I changed the names of my images so they don't show up on their site and changed one of the images they link to to read - "Caution" Do not follow any links on this Plastic Mini Spoons Website. It uses copyrighted material, including this image."
http://plastic-mini-spoons-1091.davenport-transportation.biz/

This can be dangerous because if you don't get all the links off of your website, it could show up on your own website. But this website really makes me mad. I tell the website that I changed the image, but they don't have an email address on the site.

Conrad Longmore said...

@Carolyn - I believe that the 3nt.com website is essentially a fake, designed to give the impression that they are a UK company. Their real website is at inferno.name which is all written in Russian. I believe that behind the shell companies that hold 3NT is actually an organisation based in Russia, Ukraine or Serbia (or a combinatio of those three).

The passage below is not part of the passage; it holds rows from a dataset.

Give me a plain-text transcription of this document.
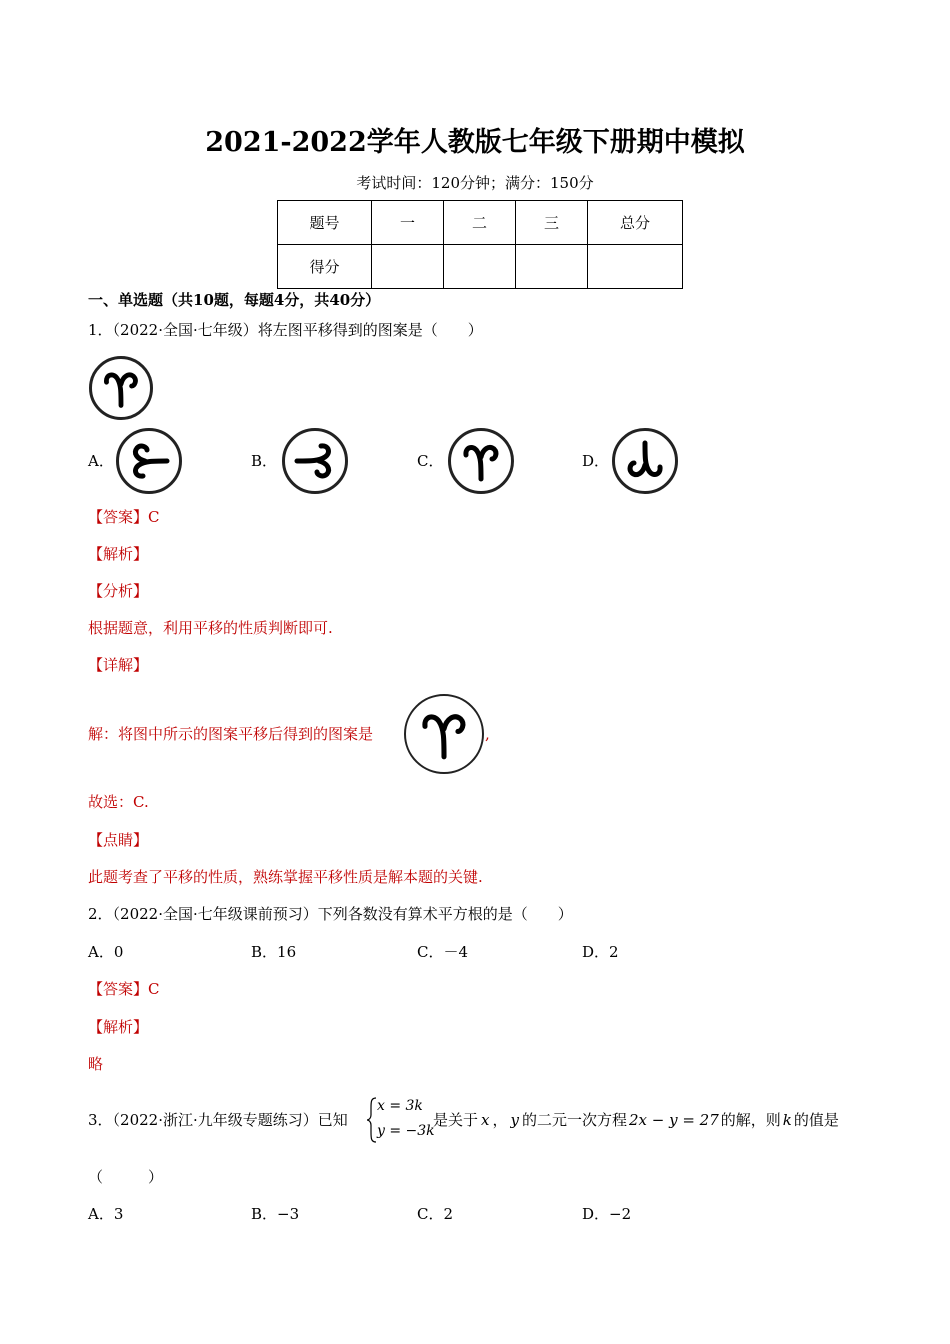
2021-2022学年人教版七年级下册期中模拟
考试时间：120分钟；满分：150分
题号	一	二	三	总分
得分				
一、单选题（共10题，每题4分，共40分）
1．（2022·全国·七年级）将左图平移得到的图案是（　　）
A．	B．	C．	D．
【答案】C
【解析】
【分析】
根据题意，利用平移的性质判断即可.
【详解】
解：将图中所示的图案平移后得到的图案是	,
故选：C.
【点睛】
此题考查了平移的性质，熟练掌握平移性质是解本题的关键.
2．（2022·全国·七年级课前预习）下列各数没有算术平方根的是（　　）
A．0	B．16	C．－4	D．2
【答案】C
【解析】
略
3．（2022·浙江·九年级专题练习）已知
x = 3k
y = −3k
是关于 x ， y 的二元一次方程 2x − y = 27 的解，则 k 的值是
（　　　）
A．3	B．−3	C．2	D．−2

Gail Gardner @GrowMap said...

When they cloned a copy of GrowMap.com to a newly registered domain at growmap.org they copied a plugin that notified me of their actions. I tracked them to a server that has cloned copies of many other sites using variations of their domain name.

I have tried (so far unsuccessfully) to get NameCheap to stop pointing the domain they registered to the stolen content. It is my position that refusing to do so makes them complicit in the theft. I have tweeted to EFF.org to see what they have to say.

I also reported the copyright issue to Google, but apparently I need to get a list of every page on my site and hope there aren't more than 1000 of them.

Any other suggestions? This outfit needs more bad publicity and they picked on the wrong person. What can we do?

Gail Gardner @GrowMap said...

I had my entire site cloned by 3NT. Namecheap confirmed the domain they used was registered through them, but refused to stop pointing it at my stolen content. They used privacy guard so figuring out who hosted it was a challenge.

Some lookup sites said 3NT, but one said Ecatel so I emailed abuse@ecatel.info and the next day the clone was suspended. They haven't responded so I don't know 100% that it was them, but I don't know how else it came down.

Ecatel was recently (April 2016) reported as being taken over by Novogara, so maybe they are less tolerant of evil. I'm commenting here so that if anyone else is in the same boat they can possibly try again to get clones and other copyright violations taken down.

Two tips: I got notified because I had the infolinks plugin installed in my site. Even though I did not have it running, they must have activated it when they cloned my site. It "phoned home" and reported the new site which they added to my account and emailed me about.

Also, one cloned site I know of was able to put a warning popup on the cloned site because they had some code in their site that got copied. They activated a warning on the site that says "WARNING: This site is fake. This site is using content stolen from theirdomain.com. To visit the real site, click the link below."

It wouldn't be a bad idea to have that kind of code in your site or a plugin that let's you do that kind of thing. Thanks for the IPs. My tech guy blocked all of them as an additional precaution.